77. As you become established, and hopefully
everything will work out fine, you go on and they are happy to
fit with you and work with you etc., are there aspects of that
compliance regime that you desperately want to do away with?
(Dame Pauline Neville-Jones) Perhaps I ought to take
this, Chairman. I am actually chairman of the committee. The answer
to your question is the compliance regime is not something capable
of being bent or expanded or changed, it is a given in the system
and it has got to be applied with rigour and, in fact, frankly
it is the interest of the company that it should be applied with
rigour because it is not in our interest to be accused of trying
to go beyond those things that we are permitted to do or to creep
into the defence manufacturing field from which we are banned,
nor is it in our interest to get a reputation of tainting the
integrity of our evaluation advice by other interests in the company
and, therefore, we have a very strong interest in maintaining
absolute clarity on the subject of preventing conflict of interest.
I certainly regard it as my role as chairman of that particular
sub-committee to maintain the integrity of the regime. It is one
which is rigorously enforced. I think the culture of the company
in this area is good, they understand the company's self-interest
as well as the integrity and the honesty that must run through
that system and, of course, the Ministry of Defence has an extremely
good ability at any stage to know precisely what we are doing.
Indeed, in any given case they will be party to the arrangements
that are put in place and at any moment they can go and see whether
they are actually operating. I think it is an unchanging feature
of the system for us.
78. I accept that answer. From the headings
there is about 8 audits or controls. There must be a proper way
of negotiating them away as time goes on, is there an intention
to try and properly negotiate them away?.

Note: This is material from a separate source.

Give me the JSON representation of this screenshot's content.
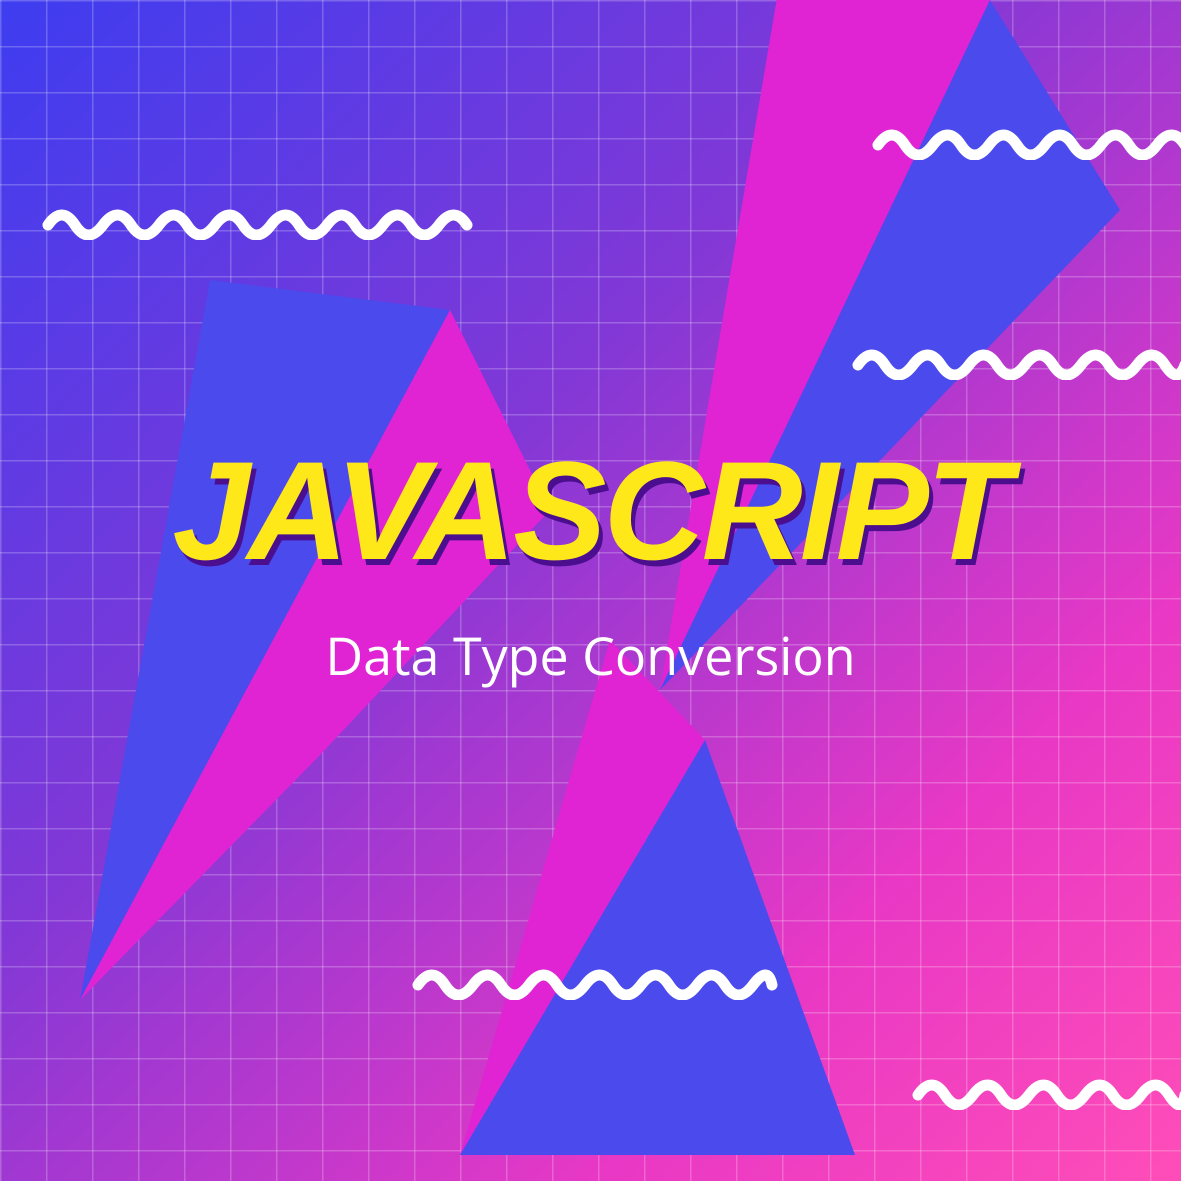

(Dame Pauline Neville-Jones) I do not think so. The
function and the nature of our business will continue to dictate
the need for them.
Mr Howarth
79. Intellectual property, a matter Sir John
and I have discussed several times in the past, can you just tell
us whether there are, in your view, any substantial outstanding
cases where intellectual property which you believe under your
process to have been identified as yours is challenged by third
parties and are any of those significant?
(Sir John Chisholm) Again on the commercial field
there are definite opportunities. We believe we have inventions,
particularly coming out of our Malvern? That other manufacturers
are misusing. As I was answering the previous question, yes we
are seeking to pursue those intellectual properties vigorously.